Assume that the parallel-plate capacitor of Fig. 23.10a has a plate area A = 0.2 m², separation distance d = 10^{−2} m, and original potential difference ΔV_{0} = 300 V. A dielectric slab of thickness a = 5 × 10^{−3} m and dielectric constant κ = 2.5 is inserted between the plates as shown in Fig. 23.10b. (a) Find the magnitudes of the final electric field E in the slab, the final potential difference ΔV between the plates, and the final capacitance C with the dielectric slab in place. (b) Find an expression for C in terms of C_{0}, a, d, and κ.
(a) From Example 23.4, we have E_{0} = 3 × 10^{4} V/m. Therefore, the magnitude of the final electric field in the slab can be obtained from Eq. 23.16 as follows:
\vec{E}=\frac{\vec{E_{\circ}}}{\kappa} (23.16)
E={\frac{E_{\circ}}{\kappa}}={\frac{3\times10^{4}\ {\mathrm{V/m}}}{2.5}}=1.2\times10^{4}\ {\mathrm{V/m}}By applying Eq. 22.6,
\Delta V=V_{B}-V_{A}={\frac{\Delta U}{q}}=-\frac{W_{A B}}{q}=-\int\limits_{A}^{B}{\vec{E}}•d{\vec{s}} (22.6)

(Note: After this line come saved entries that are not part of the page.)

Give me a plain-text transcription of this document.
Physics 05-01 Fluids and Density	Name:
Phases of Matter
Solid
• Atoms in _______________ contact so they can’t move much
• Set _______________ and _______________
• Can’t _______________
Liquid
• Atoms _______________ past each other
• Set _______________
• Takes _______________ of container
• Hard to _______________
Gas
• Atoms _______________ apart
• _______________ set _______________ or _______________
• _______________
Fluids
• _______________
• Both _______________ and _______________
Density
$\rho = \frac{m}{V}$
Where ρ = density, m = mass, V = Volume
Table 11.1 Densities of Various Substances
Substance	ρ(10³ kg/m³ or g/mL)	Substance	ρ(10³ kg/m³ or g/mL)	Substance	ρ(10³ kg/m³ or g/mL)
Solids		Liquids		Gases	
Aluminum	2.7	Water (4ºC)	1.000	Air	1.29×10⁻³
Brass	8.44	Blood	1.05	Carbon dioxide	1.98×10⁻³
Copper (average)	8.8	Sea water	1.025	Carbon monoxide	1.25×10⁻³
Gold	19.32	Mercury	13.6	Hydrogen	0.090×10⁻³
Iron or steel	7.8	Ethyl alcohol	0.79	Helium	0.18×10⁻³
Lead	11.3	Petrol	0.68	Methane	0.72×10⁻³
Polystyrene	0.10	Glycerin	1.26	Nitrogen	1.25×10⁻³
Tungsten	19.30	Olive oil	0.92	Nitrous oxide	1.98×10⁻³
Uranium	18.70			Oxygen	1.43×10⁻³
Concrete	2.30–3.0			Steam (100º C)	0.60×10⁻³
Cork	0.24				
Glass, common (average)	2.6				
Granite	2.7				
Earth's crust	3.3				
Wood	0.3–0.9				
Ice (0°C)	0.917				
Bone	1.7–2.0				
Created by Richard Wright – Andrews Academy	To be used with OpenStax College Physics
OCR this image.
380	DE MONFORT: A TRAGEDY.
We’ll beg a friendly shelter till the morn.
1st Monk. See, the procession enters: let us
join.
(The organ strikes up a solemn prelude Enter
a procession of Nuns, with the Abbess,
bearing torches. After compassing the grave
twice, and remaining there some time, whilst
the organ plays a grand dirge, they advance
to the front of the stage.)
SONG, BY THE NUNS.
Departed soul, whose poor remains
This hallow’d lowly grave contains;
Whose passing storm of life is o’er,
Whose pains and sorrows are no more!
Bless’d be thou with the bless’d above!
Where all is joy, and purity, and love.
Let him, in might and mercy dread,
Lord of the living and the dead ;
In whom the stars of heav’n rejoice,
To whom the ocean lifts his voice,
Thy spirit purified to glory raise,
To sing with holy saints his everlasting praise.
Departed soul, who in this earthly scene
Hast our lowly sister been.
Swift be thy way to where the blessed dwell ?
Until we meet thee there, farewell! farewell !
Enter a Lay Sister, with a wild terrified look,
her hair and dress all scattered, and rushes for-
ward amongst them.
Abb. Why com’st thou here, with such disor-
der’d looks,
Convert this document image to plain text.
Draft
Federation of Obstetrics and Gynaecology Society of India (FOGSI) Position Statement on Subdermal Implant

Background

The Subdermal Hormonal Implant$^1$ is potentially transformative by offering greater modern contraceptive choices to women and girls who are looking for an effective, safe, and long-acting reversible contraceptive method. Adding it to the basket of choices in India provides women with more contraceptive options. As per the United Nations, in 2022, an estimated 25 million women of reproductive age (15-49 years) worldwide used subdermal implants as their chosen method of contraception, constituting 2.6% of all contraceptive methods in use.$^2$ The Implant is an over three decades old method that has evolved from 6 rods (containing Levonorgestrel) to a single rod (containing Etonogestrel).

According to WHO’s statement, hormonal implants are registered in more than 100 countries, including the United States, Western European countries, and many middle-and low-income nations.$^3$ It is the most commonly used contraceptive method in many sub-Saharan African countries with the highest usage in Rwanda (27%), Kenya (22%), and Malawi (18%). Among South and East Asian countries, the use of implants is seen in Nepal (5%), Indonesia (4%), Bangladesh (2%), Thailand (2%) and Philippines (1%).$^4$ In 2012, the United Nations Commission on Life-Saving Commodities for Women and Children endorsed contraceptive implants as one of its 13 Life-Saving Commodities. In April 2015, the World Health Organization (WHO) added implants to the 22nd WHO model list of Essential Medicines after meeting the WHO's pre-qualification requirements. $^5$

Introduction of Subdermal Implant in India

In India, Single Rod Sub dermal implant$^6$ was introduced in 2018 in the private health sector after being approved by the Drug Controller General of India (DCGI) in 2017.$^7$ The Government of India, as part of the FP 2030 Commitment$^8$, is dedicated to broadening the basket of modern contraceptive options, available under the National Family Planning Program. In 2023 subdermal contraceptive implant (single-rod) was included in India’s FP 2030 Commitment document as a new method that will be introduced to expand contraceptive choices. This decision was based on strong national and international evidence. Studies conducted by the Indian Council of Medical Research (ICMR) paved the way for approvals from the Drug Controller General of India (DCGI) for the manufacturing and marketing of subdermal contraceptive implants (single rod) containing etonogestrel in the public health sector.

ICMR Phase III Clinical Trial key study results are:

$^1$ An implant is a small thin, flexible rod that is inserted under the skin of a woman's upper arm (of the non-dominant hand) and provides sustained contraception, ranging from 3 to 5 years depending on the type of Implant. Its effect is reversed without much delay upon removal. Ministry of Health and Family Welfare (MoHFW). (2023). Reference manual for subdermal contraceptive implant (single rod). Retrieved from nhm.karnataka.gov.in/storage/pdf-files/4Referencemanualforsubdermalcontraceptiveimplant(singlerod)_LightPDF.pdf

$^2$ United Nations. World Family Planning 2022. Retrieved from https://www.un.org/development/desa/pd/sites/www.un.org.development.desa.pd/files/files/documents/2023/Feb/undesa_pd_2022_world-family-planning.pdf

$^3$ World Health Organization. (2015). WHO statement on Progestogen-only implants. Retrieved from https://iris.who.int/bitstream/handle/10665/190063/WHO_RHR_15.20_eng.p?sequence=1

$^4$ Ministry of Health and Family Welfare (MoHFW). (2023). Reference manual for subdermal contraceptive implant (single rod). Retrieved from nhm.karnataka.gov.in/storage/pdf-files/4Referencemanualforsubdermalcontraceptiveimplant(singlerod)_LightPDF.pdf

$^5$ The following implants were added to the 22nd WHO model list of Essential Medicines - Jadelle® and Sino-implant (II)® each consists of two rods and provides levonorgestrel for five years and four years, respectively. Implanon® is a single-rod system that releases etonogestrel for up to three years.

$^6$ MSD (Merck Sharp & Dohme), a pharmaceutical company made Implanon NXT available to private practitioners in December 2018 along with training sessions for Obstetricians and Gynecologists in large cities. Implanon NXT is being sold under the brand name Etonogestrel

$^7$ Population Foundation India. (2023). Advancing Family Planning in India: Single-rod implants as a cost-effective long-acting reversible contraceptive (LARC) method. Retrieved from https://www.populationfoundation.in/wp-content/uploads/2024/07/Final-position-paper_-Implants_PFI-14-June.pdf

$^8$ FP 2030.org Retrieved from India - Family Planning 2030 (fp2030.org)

we can find ΔV by integrating against the electric field along a straight line from the negative plate (−) to the positive plate (+). Within the dielectric, we must note that \vec{E} • d \vec{s} = −E ds, the path length is a, and the magnitude of the field is E. But within the right and left gaps, the total path length is d − a and the magnitude of the field is E_{\circ}. Thus, Eq. 22.6 yields:
\Delta V=V_{+}-V_{-}=-\int\limits_{-}^{+}\vec{E}• d\vec{s}\,=\,\int\limits_{-}^{+}E\,d s=E_{o}\,(d-a)+E a=(3\times10^{4}\mathrm{~V/m})(10^{-2}\mathrm{~m-5}\times10^{-3}\mathrm{~m})+(1.2\times10^{4}\mathrm{~V/m})(5\times10^{-3}\mathrm{~m})
= 210 V
From Example 23.4, we found that Q_{o} = 5.31 × 10^{−8} C and from Eq. 23.1 we can find the value of C as follows
C={\frac{Q}{\Delta V}} (23.1)
C={\frac{Q_{o}}{\mathrm{{\Delta}}\,V}}={\frac{5.31\times10^{-8}\,\mathrm{{C}}}{\,\mathrm{{210}}\,\mathrm{{V}}}}=2.53\times10^{-10}\,\mathrm{{F}}=0.253\,\mathrm{{nF}}Note that we cannot use the relation C = κ C_{o}, because it is true only if the dielectric material fills the space between the capacitor’s plates.
(b) We start with the proven formula of part (a); that is:
ΔV = E_{0}(d − a) + Ea
Then, using \Delta V=Q_{\circ}/C,\ E_{\circ}=\sigma_{\circ}/\epsilon_{\circ}=Q_{\circ}/\epsilon_{\circ}A,\ C_{\circ}=\epsilon_{\circ}A/d,\,\mathrm{and}\ E=E_{\circ}/\kappa=\sigma_{\circ}/ \epsilon, we can find an expression for C by performing the following steps:
{\frac{1}{C}}={\frac{d-a}{\epsilon_{o}A}}+{\frac{a}{\kappa\epsilon_{o}A}}
C=\frac{\epsilon_{o}A}{\left[(d-a)+\frac{a}{κ}\right]}\quad\Rightarrow\quad C=\frac{d}{\left[(d-a)+\frac{a}{κ}\right]}\frac{\epsilon_{o}A}{d}
C={\frac{d}{\left[(d-a)+{\frac{a}{κ}}\right]}}C_{\circ}
In the second step,(d−a)/\epsilon_{\circ} A is the inverse of the capacitance of an air capacitor of separation d − a, and a/κ\epsilon_{\circ} A is the inverse of the capacitance of a capacitor of separation a but filled with a dielectric.